Il governo siriano non è estraneo a sfide formidabili. Ha condotto una lunga guerra contro gli islamisti che rifiutarono l’orientamento secolare baathista fin dall’inizio. La guerra contro la pulizia etnica del regime dei coloni di Tel Aviv oscilla tra il caldo e il freddo. Gli Stati Uniti hanno intrapreso una guerra economica contro la Siria per anni, e furono conniventi nel rovesciamento del suo primo governo. Eppure, Damasco si trova in un punto particolarmente difficile ora. Le plutocrazie più forti del mondo hanno intensificato le loro ostilità. I terroristi jihadisti provenienti dall’estero, per non parlare di quelli interni, stanno facendo del loro meglio per sconvolgere il governo baathista. Ma il sostegno dei militari siriani e di una parte consistente della popolazione siriana, più l’assistenza di Russia e Iran, hanno permesso di resistere.
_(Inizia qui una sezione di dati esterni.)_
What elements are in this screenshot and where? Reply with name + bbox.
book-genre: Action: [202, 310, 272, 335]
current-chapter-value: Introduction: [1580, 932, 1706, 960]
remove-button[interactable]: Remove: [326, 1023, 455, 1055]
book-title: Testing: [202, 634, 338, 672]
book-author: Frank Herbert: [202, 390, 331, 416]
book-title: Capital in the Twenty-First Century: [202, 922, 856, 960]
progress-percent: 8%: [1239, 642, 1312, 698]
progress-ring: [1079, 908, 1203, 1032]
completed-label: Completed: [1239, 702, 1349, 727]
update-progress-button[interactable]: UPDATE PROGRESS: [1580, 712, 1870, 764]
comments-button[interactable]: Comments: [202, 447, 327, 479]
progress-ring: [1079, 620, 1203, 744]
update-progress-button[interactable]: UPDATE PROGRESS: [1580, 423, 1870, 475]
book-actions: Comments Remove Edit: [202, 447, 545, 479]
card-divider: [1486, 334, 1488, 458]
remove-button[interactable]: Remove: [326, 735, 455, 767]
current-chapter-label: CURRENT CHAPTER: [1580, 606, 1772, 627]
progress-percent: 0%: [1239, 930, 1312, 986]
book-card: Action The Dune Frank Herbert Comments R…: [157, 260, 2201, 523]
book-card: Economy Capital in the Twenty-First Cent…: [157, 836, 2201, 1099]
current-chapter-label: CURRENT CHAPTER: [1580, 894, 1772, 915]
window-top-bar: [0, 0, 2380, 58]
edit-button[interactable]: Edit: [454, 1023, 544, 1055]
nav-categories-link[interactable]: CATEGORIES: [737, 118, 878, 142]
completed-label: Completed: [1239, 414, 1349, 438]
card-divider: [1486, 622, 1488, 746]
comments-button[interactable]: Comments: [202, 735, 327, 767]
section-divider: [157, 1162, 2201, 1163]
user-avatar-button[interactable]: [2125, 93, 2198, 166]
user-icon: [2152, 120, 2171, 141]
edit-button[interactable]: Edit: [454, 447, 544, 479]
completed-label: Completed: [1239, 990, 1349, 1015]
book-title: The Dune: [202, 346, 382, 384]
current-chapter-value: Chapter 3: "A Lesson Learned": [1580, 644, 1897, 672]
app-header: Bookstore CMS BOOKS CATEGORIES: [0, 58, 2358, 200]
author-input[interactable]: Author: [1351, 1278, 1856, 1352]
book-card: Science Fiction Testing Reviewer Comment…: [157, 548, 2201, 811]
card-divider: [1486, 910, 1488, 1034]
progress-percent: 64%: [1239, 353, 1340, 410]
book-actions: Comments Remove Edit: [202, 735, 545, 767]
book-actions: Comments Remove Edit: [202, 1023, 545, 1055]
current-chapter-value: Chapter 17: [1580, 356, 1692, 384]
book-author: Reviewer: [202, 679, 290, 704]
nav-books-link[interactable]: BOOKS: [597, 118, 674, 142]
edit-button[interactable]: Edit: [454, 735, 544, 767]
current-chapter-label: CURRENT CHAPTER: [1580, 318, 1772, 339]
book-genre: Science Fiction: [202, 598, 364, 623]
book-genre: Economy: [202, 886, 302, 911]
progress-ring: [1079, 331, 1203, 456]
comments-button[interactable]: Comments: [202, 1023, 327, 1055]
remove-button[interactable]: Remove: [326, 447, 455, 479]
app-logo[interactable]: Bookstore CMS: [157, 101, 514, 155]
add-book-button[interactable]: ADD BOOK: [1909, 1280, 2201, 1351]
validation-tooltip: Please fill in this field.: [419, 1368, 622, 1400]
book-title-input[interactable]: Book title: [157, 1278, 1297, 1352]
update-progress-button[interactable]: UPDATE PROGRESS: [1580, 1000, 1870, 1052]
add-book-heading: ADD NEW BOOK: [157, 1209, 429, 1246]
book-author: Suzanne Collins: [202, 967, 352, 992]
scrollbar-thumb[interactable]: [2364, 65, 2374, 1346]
Di fronte all’opposizione imperialista e islamista, il suo futuro appare fosco, ma i suoi governi hanno affrontato prospettive più buie prima e sono sopravvissuti, alcuni hanno anche prosperato.
A dire il vero, ci sono profonde differenze tra il governo Assad e il primo regime bolscevico, ma il governo siriano e i suoi sostenitori possono rincuorarsi sapendo che, a un certo punto, sembrava quasi certo che il governo nascente di Lenin stesse per cadere. La carestia aveva colpito le città. Una guerra imperialista aveva gettato l’industria della Russia nel caos e rovinato tutto il suo sistema dei trasporti. La guerra civile era scoppiata e gli stati predatori ostili avevano lanciato delle invasioni militari per soffocare nella culla il neonato governo.
Eppure, di fronte a queste sfide enormi, i bolscevichi sopravvissero e nel corso dei settantanni successivi continuarono a costruire una grande potenza industriale eliminando disoccupazione, superlavoro, insicurezza economica, l’estrema disuguaglianza e crisi economiche, mentre pressoché da soli sradicarono il flagello del nazismo. E lo hanno fatto senza sfruttare altri paesi, ma aiutandoli a sviluppare le loro economie e a sfuggire al dominio del colonialismo imperialista, spesso a caro prezzo.
Allo stesso modo, il governo siriano può superare le sue sfide, sia interne che esterne, e portare avanti una via indipendente di auto-sviluppo, senza il ritardo del fondamentalismo islamico, del settarismo e del dominio delle più grandi plutocrazie del mondo. Speriamo bene.